その様子を見ていた殺悪隊副隊長ヒキガエルは羅刹との戦闘を停止し、部下に命を下した。
「総員、攻撃開始!!目標狂王及びマクンブドゥバ!」
「「はっ!」」
「「了解しました!」」
殺悪隊は一斉に動き出す。
殺悪隊の隊員は、全員で20名ほど。
皆、それぞれ特殊な訓練を受けた深き者族最強精鋭部隊だ。
その全員が、殺気を纏いながら、一気にマクンブドゥバに襲いかかる。
「くそっ!雑魚どもが!このワシが直々に相手してくれるわ!」
マクンブドゥバは殺気を察知し、慌てて構えをとった。
「うぉおおおっ!死ねぇええええええええっ!!!」
しかし次の瞬間、殺悪隊の隊員が放ったワイヤーのような暗器が、マクンブドゥバの両手両足を拘束した。

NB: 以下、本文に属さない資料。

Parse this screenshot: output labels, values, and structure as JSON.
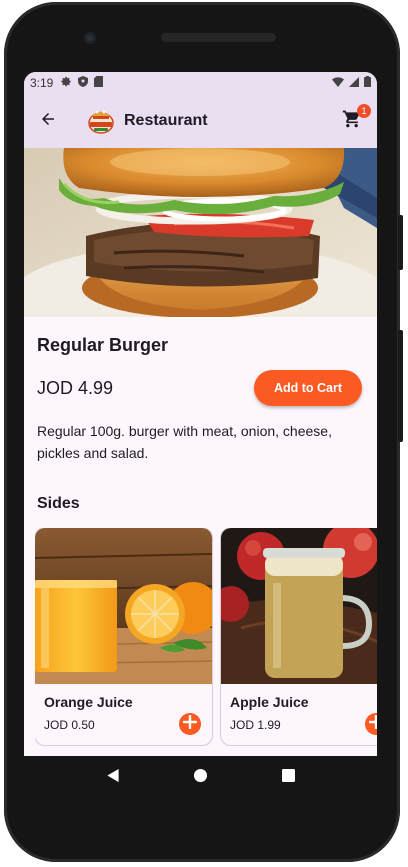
{
  "status_bar": {
    "time": "3:19"
  },
  "app_bar": {
    "title": "Restaurant",
    "cart_count": "1"
  },
  "product": {
    "name": "Regular Burger",
    "price": "JOD 4.99",
    "add_to_cart_label": "Add to Cart",
    "description": "Regular 100g. burger with meat, onion, cheese, pickles and salad."
  },
  "sides": {
    "title": "Sides",
    "items": [
      {
        "name": "Orange Juice",
        "price": "JOD 0.50"
      },
      {
        "name": "Apple Juice",
        "price": "JOD 1.99"
      }
    ]
  },
  "colors": {
    "accent": "#fb5a22",
    "appbar": "#e9dff0",
    "background": "#fdf6fd"
  },
  "icons": [
    "back-arrow-icon",
    "restaurant-logo-icon",
    "cart-icon",
    "settings-icon",
    "shield-icon",
    "sd-card-icon",
    "wifi-icon",
    "signal-icon",
    "battery-icon",
    "plus-icon",
    "nav-back-icon",
    "nav-home-icon",
    "nav-recents-icon"
  ]
}
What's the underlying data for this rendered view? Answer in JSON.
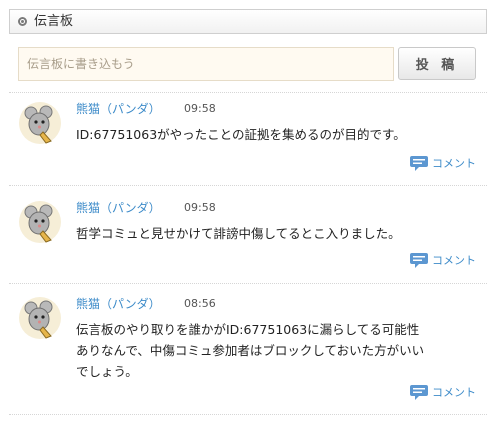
{
  "header": {
    "title": "伝言板"
  },
  "post": {
    "placeholder": "伝言板に書き込もう",
    "button_label": "投 稿"
  },
  "entries": [
    {
      "author": "熊猫（パンダ）",
      "time": "09:58",
      "text": "ID:67751063がやったことの証拠を集めるのが目的です。",
      "comment_label": "コメント"
    },
    {
      "author": "熊猫（パンダ）",
      "time": "09:58",
      "text": "哲学コミュと見せかけて誹謗中傷してるとこ入りました。",
      "comment_label": "コメント"
    },
    {
      "author": "熊猫（パンダ）",
      "time": "08:56",
      "text_lines": [
        "伝言板のやり取りを誰かがID:67751063に漏らしてる可能性",
        "ありなんで、中傷コミュ参加者はブロックしておいた方がいい",
        "でしょう。"
      ],
      "comment_label": "コメント"
    }
  ],
  "colors": {
    "link": "#3d8bc9",
    "input_bg": "#fffaf1",
    "comment_icon": "#4f8fcf"
  },
  "icons": {
    "header": "radio-circle-icon",
    "avatar": "mouse-avatar-icon",
    "comment": "speech-bubble-icon"
  }
}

殺悪隊隊員キロネ・海月の髪の毛で出来たクラゲの透明触手だった。
「ぐぬぅうう……ッ!なんだこれは!?」
「マクンブドゥバ老、お覚悟!」
巨漢の蟹型隊員クラブ・キャンサーがマクンブドゥバの首を蟹鋏で切断する。「ごぼっ……」
「「やったか!?」」
「いや、まだだ!」
「この程度のダメージでは、我が不死身の肉体は滅びん!」
首の断面が盛り上がり、そこから肉が盛り上がって再生していく。
「ならば、これならどうだ!」
今度はプラズマ・ゼットがプラズマキャビテーションキャノンを放ち肉を焼き再生を邪魔する。
「ぎいやああぉああああああ!!」
トドメとばかりシャコ・ハマダが必殺のパンチを叩き込みマクンブドゥバの首はミンチになった。